El frío invitaba a Afonso a quedarse en casa, junto a la chimenea. Como no tenía nada que hacer, además de las tres horas diarias de clase y catequesis que le impartía el padre Álvaro, se dedicó a la lectura. La mayor parte de los libros que se encontraban en la casa del párroco eran de naturaleza religiosa, y el joven se sumergió en la lectura de un ejemplar ricamente ilustrado de la Biblia. Afonso se sintió vivamente impresionado con el tema de la ayuda de Jesús a los pobres, con los cuales, como es natural, se identificaba, y poco a poco dejó de considerar los versos de las oraciones como una mera sucesión de palabras ritmadas de sentido incomprensible y se puso a meditar sobre lo que querían realmente decir. Su aprendizaje de la catequesis dejó de ser meramente pasiva. Le planteaba al sacerdote dudas que lo asaltaban, cuestiones que reflejaban su creciente y genuina curiosidad sobre el asunto. Comenzó incluso a enfrentarse con problemas que, para un chico de trece años, revelaban ya alguna inesperada profundidad psicológica, resultantes de su perplejidad en torno a la cuestión de la omnipotencia de Dios. Pues si Dios era omnipotente, discurría Afonso, ¿cómo podría El dejar que existiese el mal en el mundo? Y si el hombre había sido hecho a imagen de Dios, ¿eso no significaría que en Dios había maldad, dado que el hombre era capaz de ella? El padre Álvaro iba encontrando respuestas para estas preguntas, subrayando que Dios quería que el hombre construyese su propio camino de rechazo de la maldad y que sólo podía hacerlo si el mal existía. A fin de cuentas, ¿cuál es el mérito de ser bondadoso si no hay alternativas? La bondad sólo tiene valor si significa el rechazo de la maldad, argumentaba el párroco. Si Dios elimina el mal, entonces el hombre será bondadoso por voluntad ajena, no por propia voluntad. Afonso meditaba sobre estas respuestas y planteaba nuevos problemas. La lectura de los fragmentos del Nuevo Testamento en que Jesús es retratado curando a los enfermos lo llevó a interrogarse sobre si ése sería realmente un bien. Si Jesús curaba a unos enfermos, ¿por qué no habría de curar a todos? Y si Jesús resucitaba a Lázaro, ¿por qué no habría de resucitar a todos los muertos? ¿Por qué discriminarlos?

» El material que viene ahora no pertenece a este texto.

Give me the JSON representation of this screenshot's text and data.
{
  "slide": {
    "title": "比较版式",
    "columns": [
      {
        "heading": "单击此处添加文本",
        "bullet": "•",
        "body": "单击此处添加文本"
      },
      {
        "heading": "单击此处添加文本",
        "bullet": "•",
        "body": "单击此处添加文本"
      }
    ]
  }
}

Y si nadie tuviese enfermedades, nadie moriría. ¿Sería eso realmente bueno? ¿No sería la muerte de unos la condición necesaria para la vida de otros?

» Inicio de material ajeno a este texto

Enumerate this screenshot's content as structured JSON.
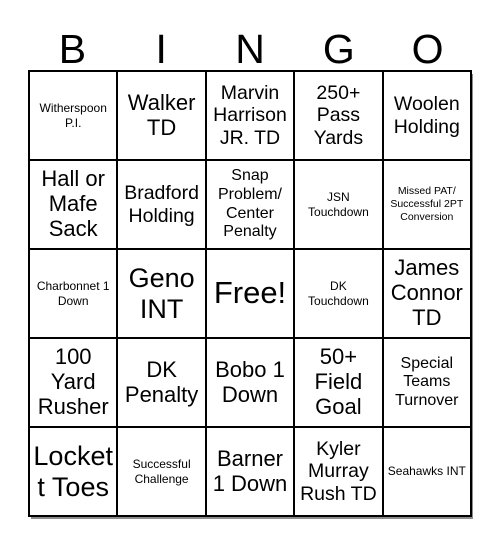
{
  "card": {
    "title": "BINGO",
    "headers": [
      "B",
      "I",
      "N",
      "G",
      "O"
    ],
    "rows": [
      [
        {
          "text": "Witherspoon P.I.",
          "size": "s-sm"
        },
        {
          "text": "Walker TD",
          "size": "s-xl"
        },
        {
          "text": "Marvin Harrison JR. TD",
          "size": "s-lg"
        },
        {
          "text": "250+ Pass Yards",
          "size": "s-lg"
        },
        {
          "text": "Woolen Holding",
          "size": "s-lg"
        }
      ],
      [
        {
          "text": "Hall or Mafe Sack",
          "size": "s-xl"
        },
        {
          "text": "Bradford Holding",
          "size": "s-lg"
        },
        {
          "text": "Snap Problem/ Center Penalty",
          "size": "s-md"
        },
        {
          "text": "JSN Touchdown",
          "size": "s-sm"
        },
        {
          "text": "Missed PAT/ Successful 2PT Conversion",
          "size": "s-xs"
        }
      ],
      [
        {
          "text": "Charbonnet 1 Down",
          "size": "s-sm"
        },
        {
          "text": "Geno INT",
          "size": "s-xxl"
        },
        {
          "text": "Free!",
          "size": "s-free"
        },
        {
          "text": "DK Touchdown",
          "size": "s-sm"
        },
        {
          "text": "James Connor TD",
          "size": "s-xl"
        }
      ],
      [
        {
          "text": "100 Yard Rusher",
          "size": "s-xl"
        },
        {
          "text": "DK Penalty",
          "size": "s-xl"
        },
        {
          "text": "Bobo 1 Down",
          "size": "s-xl"
        },
        {
          "text": "50+ Field Goal",
          "size": "s-xl"
        },
        {
          "text": "Special Teams Turnover",
          "size": "s-md"
        }
      ],
      [
        {
          "text": "Lockett Toes",
          "size": "s-xxl"
        },
        {
          "text": "Successful Challenge",
          "size": "s-sm"
        },
        {
          "text": "Barner 1 Down",
          "size": "s-xl"
        },
        {
          "text": "Kyler Murray Rush TD",
          "size": "s-lg"
        },
        {
          "text": "Seahawks INT",
          "size": "s-sm"
        }
      ]
    ],
    "free_space": {
      "row": 2,
      "col": 2,
      "label": "Free!"
    },
    "colors": {
      "background": "#ffffff",
      "text": "#000000",
      "border": "#000000",
      "shadow": "#787878"
    }
  }
}
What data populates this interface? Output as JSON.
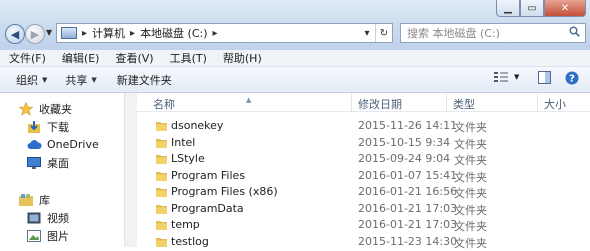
{
  "window": {
    "controls": [
      "minimize",
      "maximize",
      "close"
    ]
  },
  "nav": {
    "breadcrumb": [
      "计算机",
      "本地磁盘 (C:)"
    ],
    "search_placeholder": "搜索 本地磁盘 (C:)"
  },
  "menu": [
    "文件(F)",
    "编辑(E)",
    "查看(V)",
    "工具(T)",
    "帮助(H)"
  ],
  "toolbar": {
    "organize": "组织",
    "share": "共享",
    "new_folder": "新建文件夹"
  },
  "sidebar": {
    "favorites": "收藏夹",
    "items": [
      "下载",
      "OneDrive",
      "桌面"
    ],
    "libraries": "库",
    "lib_items": [
      "视频",
      "图片"
    ]
  },
  "columns": {
    "name": "名称",
    "date": "修改日期",
    "type": "类型",
    "size": "大小"
  },
  "files": [
    {
      "name": "dsonekey",
      "date": "2015-11-26 14:11",
      "type": "文件夹"
    },
    {
      "name": "Intel",
      "date": "2015-10-15 9:34",
      "type": "文件夹"
    },
    {
      "name": "LStyle",
      "date": "2015-09-24 9:04",
      "type": "文件夹"
    },
    {
      "name": "Program Files",
      "date": "2016-01-07 15:41",
      "type": "文件夹"
    },
    {
      "name": "Program Files (x86)",
      "date": "2016-01-21 16:56",
      "type": "文件夹"
    },
    {
      "name": "ProgramData",
      "date": "2016-01-21 17:03",
      "type": "文件夹"
    },
    {
      "name": "temp",
      "date": "2016-01-21 17:03",
      "type": "文件夹"
    },
    {
      "name": "testlog",
      "date": "2015-11-23 14:30",
      "type": "文件夹"
    }
  ],
  "colors": {
    "folder": "#e8c04a",
    "accent": "#1e5aa8"
  }
}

Al llegar el verano de 1904, el padre Álvaro se dio cuenta de que comenzaban a faltarle respuestas y consideró que su pupilo, con catorce años recién cumplidos, ya estaba en condiciones de entrar en el seminario mayor. Una agradable mañana de julio, después de pasar por la Rua Nova de Sousa para tomar un café en A Brazileira, recién inaugurada, el sacerdote lo llevó a ver a su amigo don Joao Basilio Crisóstomo, vicerrector del Seminario Conciliar de San Pedro y San Pablo. Era el único seminario de Braga y estaba situado en una apacible plaza junto a la Porta de São Thiago, en el sector sur de las antiguas murallas de la ciudad. Al llegar a la plaza, Afonso se detuvo frente al seminario, un edificio blanco y alto, y miró el monumento que había a la izquierda, casi pegado al seminario: se trataba de Nossa Senhora da Torre, la alta torre medieval que coronaba la Porta de Sao Thiago. Adornaba la plaza, con árboles en abundancia, una fuente con una cruz arzobispal en el extremo, símbolo que marcaba todos los monumentos que había hecho construir el arzobispo. También había un templete y otra pequeña construcción cilíndrica en la esquina.

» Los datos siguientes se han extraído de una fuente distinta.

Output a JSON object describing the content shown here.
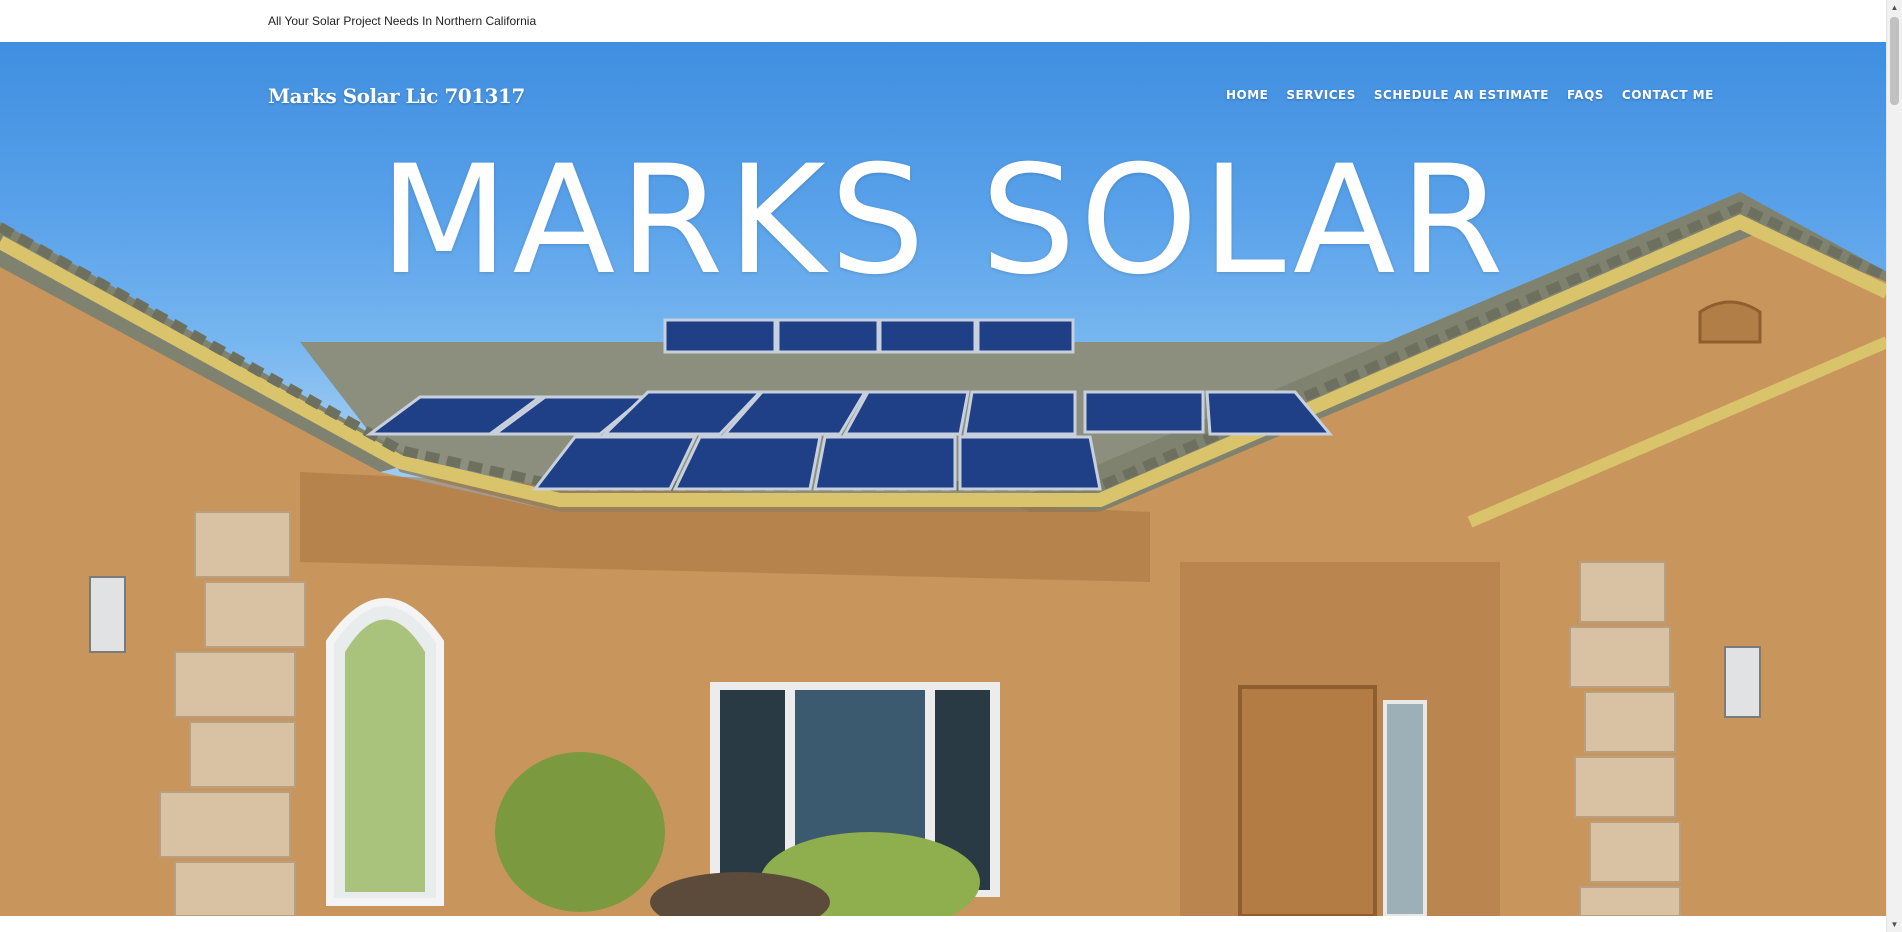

– Es un urinario público -aclaró el sacerdote, que respondió a la mirada inquisitiva de su protegido-. ¿Necesitas ir?

El chico meneó la cabeza y prosiguieron en dirección a la puerta. Subieron ambos la corta escalinata empedrada del acceso, cuyas paredes estaban decoradas con azulejos azules que reproducían tiestos con flores y dibujos geométricos azules, blancos y amarillos, y atravesaron los claustros internos, la mirada atraída por las austeras columnas de piedra que rodeaban un pequeño jardín interior. Los pasos retumbaban ruidosamente en el suelo de piedra, quebrando la placidez que llenaba los pasillos, y el aire se revelaba impregnado de un aroma indefinido, límpido y suave. Subieron al primer piso y fueron hasta el despacho del vicerrector. Don Crisòstomo los recibió con una sonrisa beatífica.